Pioneer Players’ Improv Showcase

By Jessica Andriani

Staff Reporter

Sacred Heart University’s Improv team is prepared and hopeful to make campus laugh again with their interactive improvisation show to be held on Nov. 10 at 10:10 p.m. in the Little Theatre.

Even though the university’s Theatre Arts Program, otherwise known as TAP, has helped become a part of campus life for at least four years, their name has gone through a variety of changes. The improv team has gone from Sacred Heart Improv Troup, to The Awkward Handshakes, to their current name of The Pioneer Players.

Since the start of this academic year, Pioneer Players has already put on two performances.

Rehearsals with the team are open for anyone to join and up to 12 students are chosen to perform in their monthly showcase.

“Currently there are about 22 regular members who perform at rehearsals, and that number grows every week,” said junior Edward Feeley, leader of The Pioneer Players.

The Pioneer Players’ showcases are focused on making up their humor as they go along, using a slew of jokes and games to keep the performance moving. The upcoming performance will consist of a series of games in which the student performers are put in humorous and out of the ordinary situations.

“People can expect a good time and a good laugh at the upcoming show.
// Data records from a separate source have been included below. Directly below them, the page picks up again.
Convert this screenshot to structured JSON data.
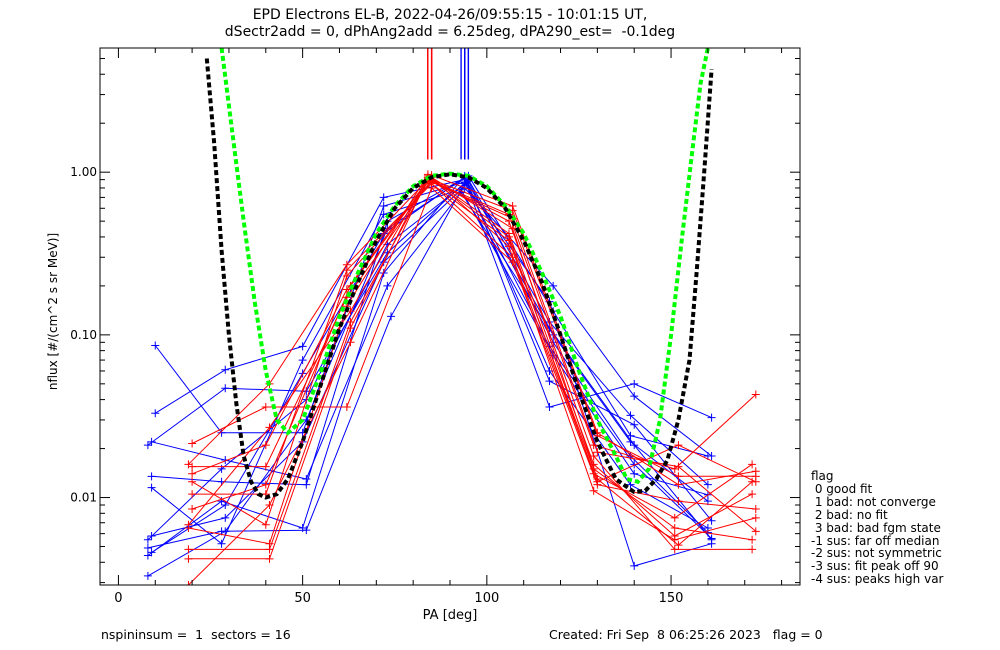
{
  "title": {
    "line1": "EPD Electrons EL-B, 2022-04-26/09:55:15 - 10:01:15 UT,",
    "line2": "dSectr2add = 0, dPhAng2add = 6.25deg, dPA290_est=  -0.1deg"
  },
  "footer": {
    "left": "nspininsum =  1  sectors = 16",
    "right": "Created: Fri Sep  8 06:25:26 2023   flag = 0"
  },
  "legend": {
    "title": "flag",
    "items": [
      " 0 good fit",
      " 1 bad: not converge",
      " 2 bad: no fit",
      " 3 bad: bad fgm state",
      "-1 sus: far off median",
      "-2 sus: not symmetric",
      "-3 sus: fit peak off 90",
      "-4 sus: peaks high var"
    ]
  },
  "colors": {
    "sector_blue": "#0000ff",
    "sector_red": "#ff0000",
    "fit_green": "#00ff00",
    "fit_black": "#000000"
  },
  "chart_data": {
    "type": "line",
    "xlabel": "PA [deg]",
    "ylabel": "nflux [#/(cm^2 s sr MeV)]",
    "xlim": [
      -5,
      185
    ],
    "ylim": [
      0.0029,
      5.8
    ],
    "ylog": true,
    "xticks": [
      0,
      50,
      100,
      150
    ],
    "yticks": [
      {
        "value": 0.01,
        "label": "0.01"
      },
      {
        "value": 0.1,
        "label": "0.10"
      },
      {
        "value": 1.0,
        "label": "1.00"
      }
    ],
    "series": [
      {
        "color": "blue",
        "pa": [
          9,
          29,
          50,
          72,
          94,
          117,
          140,
          161
        ],
        "flux": [
          0.0046,
          0.009,
          0.058,
          0.42,
          0.93,
          0.11,
          0.021,
          0.0055
        ]
      },
      {
        "color": "blue",
        "pa": [
          8,
          28,
          51,
          73,
          95,
          118,
          139,
          160
        ],
        "flux": [
          0.0055,
          0.015,
          0.04,
          0.36,
          0.88,
          0.09,
          0.018,
          0.0061
        ]
      },
      {
        "color": "blue",
        "pa": [
          10,
          29,
          50,
          72,
          94,
          117,
          140,
          161
        ],
        "flux": [
          0.033,
          0.061,
          0.085,
          0.7,
          0.9,
          0.036,
          0.05,
          0.031
        ]
      },
      {
        "color": "blue",
        "pa": [
          9,
          28,
          51,
          73,
          95,
          118,
          139,
          160
        ],
        "flux": [
          0.0135,
          0.0125,
          0.012,
          0.5,
          0.95,
          0.14,
          0.024,
          0.018
        ]
      },
      {
        "color": "blue",
        "pa": [
          8,
          28,
          51,
          74,
          94,
          117,
          140,
          161
        ],
        "flux": [
          0.0049,
          0.0062,
          0.0063,
          0.13,
          0.85,
          0.16,
          0.0038,
          0.0052
        ]
      },
      {
        "color": "blue",
        "pa": [
          9,
          29,
          50,
          72,
          93,
          118,
          140,
          160
        ],
        "flux": [
          0.0058,
          0.0075,
          0.022,
          0.28,
          0.78,
          0.075,
          0.014,
          0.0104
        ]
      },
      {
        "color": "blue",
        "pa": [
          8,
          29,
          51,
          73,
          94,
          117,
          139,
          160
        ],
        "flux": [
          0.0033,
          0.0062,
          0.03,
          0.45,
          0.92,
          0.06,
          0.012,
          0.0065
        ]
      },
      {
        "color": "blue",
        "pa": [
          9,
          28,
          50,
          72,
          94,
          118,
          140,
          161
        ],
        "flux": [
          0.0115,
          0.0052,
          0.07,
          0.55,
          0.8,
          0.2,
          0.042,
          0.018
        ]
      },
      {
        "color": "blue",
        "pa": [
          8,
          29,
          51,
          73,
          95,
          117,
          139,
          160
        ],
        "flux": [
          0.021,
          0.047,
          0.045,
          0.32,
          0.9,
          0.12,
          0.032,
          0.012
        ]
      },
      {
        "color": "blue",
        "pa": [
          10,
          28,
          50,
          72,
          94,
          117,
          140,
          161
        ],
        "flux": [
          0.086,
          0.025,
          0.025,
          0.62,
          0.87,
          0.085,
          0.016,
          0.0056
        ]
      },
      {
        "color": "blue",
        "pa": [
          9,
          29,
          51,
          73,
          93,
          118,
          139,
          160
        ],
        "flux": [
          0.022,
          0.017,
          0.013,
          0.2,
          0.75,
          0.1,
          0.022,
          0.0095
        ]
      },
      {
        "color": "blue",
        "pa": [
          8,
          28,
          50,
          72,
          94,
          117,
          140,
          161
        ],
        "flux": [
          0.0044,
          0.0095,
          0.0065,
          0.24,
          0.95,
          0.052,
          0.028,
          0.0072
        ]
      },
      {
        "color": "red",
        "pa": [
          19,
          41,
          62,
          84,
          106,
          129,
          151,
          173
        ],
        "flux": [
          0.0065,
          0.0052,
          0.15,
          0.97,
          0.35,
          0.011,
          0.0055,
          0.0075
        ]
      },
      {
        "color": "red",
        "pa": [
          20,
          40,
          63,
          85,
          107,
          130,
          152,
          172
        ],
        "flux": [
          0.0085,
          0.012,
          0.2,
          0.93,
          0.45,
          0.013,
          0.0051,
          0.0125
        ]
      },
      {
        "color": "red",
        "pa": [
          19,
          41,
          62,
          84,
          106,
          129,
          151,
          173
        ],
        "flux": [
          0.016,
          0.05,
          0.27,
          0.9,
          0.55,
          0.021,
          0.015,
          0.043
        ]
      },
      {
        "color": "red",
        "pa": [
          20,
          40,
          62,
          85,
          107,
          130,
          152,
          173
        ],
        "flux": [
          0.014,
          0.021,
          0.19,
          0.96,
          0.62,
          0.025,
          0.012,
          0.0145
        ]
      },
      {
        "color": "red",
        "pa": [
          19,
          41,
          63,
          84,
          106,
          129,
          151,
          172
        ],
        "flux": [
          0.0048,
          0.0048,
          0.12,
          0.88,
          0.38,
          0.015,
          0.0065,
          0.0055
        ]
      },
      {
        "color": "red",
        "pa": [
          20,
          40,
          62,
          85,
          107,
          130,
          152,
          173
        ],
        "flux": [
          0.0215,
          0.036,
          0.036,
          0.8,
          0.28,
          0.012,
          0.0095,
          0.0085
        ]
      },
      {
        "color": "red",
        "pa": [
          19,
          41,
          63,
          84,
          106,
          129,
          151,
          172
        ],
        "flux": [
          0.0029,
          0.009,
          0.09,
          0.92,
          0.5,
          0.018,
          0.0048,
          0.0048
        ]
      },
      {
        "color": "red",
        "pa": [
          20,
          40,
          62,
          85,
          107,
          130,
          152,
          173
        ],
        "flux": [
          0.0105,
          0.0105,
          0.25,
          0.85,
          0.3,
          0.0125,
          0.021,
          0.0125
        ]
      },
      {
        "color": "red",
        "pa": [
          19,
          41,
          63,
          84,
          106,
          129,
          151,
          172
        ],
        "flux": [
          0.0042,
          0.0042,
          0.11,
          0.95,
          0.42,
          0.016,
          0.0058,
          0.0105
        ]
      },
      {
        "color": "red",
        "pa": [
          20,
          40,
          62,
          85,
          107,
          130,
          152,
          173
        ],
        "flux": [
          0.0155,
          0.0155,
          0.17,
          0.9,
          0.58,
          0.024,
          0.0135,
          0.0135
        ]
      },
      {
        "color": "red",
        "pa": [
          19,
          41,
          63,
          84,
          106,
          129,
          151,
          172
        ],
        "flux": [
          0.0068,
          0.027,
          0.14,
          0.93,
          0.4,
          0.014,
          0.0075,
          0.016
        ]
      },
      {
        "color": "red",
        "pa": [
          20,
          40,
          62,
          85,
          107,
          130,
          152,
          173
        ],
        "flux": [
          0.0125,
          0.0068,
          0.23,
          0.87,
          0.52,
          0.019,
          0.0155,
          0.0062
        ]
      }
    ],
    "fits": [
      {
        "color": "green",
        "style": "dashed",
        "pa": [
          28,
          31,
          34,
          37,
          40,
          43,
          46,
          50,
          55,
          60,
          65,
          70,
          75,
          80,
          85,
          90,
          95,
          100,
          105,
          110,
          115,
          120,
          125,
          130,
          135,
          138,
          141,
          144,
          147,
          150,
          153,
          156,
          158,
          160
        ],
        "flux": [
          5.8,
          1.7,
          0.5,
          0.16,
          0.06,
          0.03,
          0.025,
          0.03,
          0.06,
          0.13,
          0.24,
          0.42,
          0.62,
          0.82,
          0.95,
          0.98,
          0.95,
          0.82,
          0.62,
          0.42,
          0.24,
          0.13,
          0.06,
          0.03,
          0.018,
          0.013,
          0.0125,
          0.015,
          0.03,
          0.1,
          0.4,
          1.5,
          3.5,
          5.8
        ]
      },
      {
        "color": "black",
        "style": "dashed",
        "pa": [
          24,
          26,
          28,
          30,
          32,
          34,
          36,
          38,
          40,
          43,
          46,
          50,
          55,
          60,
          65,
          70,
          75,
          80,
          85,
          90,
          95,
          100,
          105,
          110,
          115,
          120,
          125,
          130,
          135,
          140,
          143,
          146,
          149,
          152,
          155,
          157,
          159,
          161
        ],
        "flux": [
          5.0,
          1.5,
          0.33,
          0.1,
          0.038,
          0.018,
          0.0125,
          0.0105,
          0.01,
          0.0105,
          0.013,
          0.022,
          0.05,
          0.11,
          0.21,
          0.38,
          0.6,
          0.8,
          0.93,
          0.97,
          0.93,
          0.8,
          0.6,
          0.38,
          0.21,
          0.1,
          0.045,
          0.022,
          0.013,
          0.0108,
          0.011,
          0.013,
          0.017,
          0.03,
          0.07,
          0.25,
          1.0,
          4.3
        ]
      }
    ]
  }
}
We know the games we’re playing, but we don’t know what’s going to happen on stage since that’ll be based on what the audience gives us,” said Feeley.

The Improv Team is confident in their acting skills and are ready to perform.pio

“They can definitely expect to laugh. Improv always ends up in a funny situation, especially because of the amount of creativity our team members possess,” said Nick Patino, President of the Theatre Arts Program.

Pioneer Players plays a variety of games during their shows to display their improvisation skills. Since nothing is fully rehearsed or scripted, the team is able to work on the fly to create something new each time for the audience. Working off of the audience’s reactions is what makes each performance unique and what makes for a different outcome every time.

“The improv games can vary on complexity, but they’re all very fun and entertaining. One of our mainstay games is Lazy Susan, it involves four performers rotating between four two-person scenes. One of the new ones we’re introducing in this show is Household Olympics, in which two performers are commentators to a competition between two other performers who are competing in a household chore,” said Feeley.

Improvers go on to explain other games that students expect to see on stage during their show.

“One game that I am frequently in is called Mood Swings. Two actors act out a scene, and throughout it the caller shouts out different moods given by the audience that the actors then adapt to. I find it very easy to play off emotion like this, and it usually works well with an audience,” said Patino.

Rehearsals for the improv team are every Tuesday and Wednesday from 8-9:30 p.m. and are open to everyone.

Overall the improv troupe knows that everyone involved always has one another’s back, on stage and off.

“I think the thing that makes our improv team unique are the people and the atmosphere. We have so many different people who come and rehearse each week, some TAP members and other non-TAP members. Each person brings their skills to the table and they really just show their stuff and we all support each other,” said junior Emily Shea.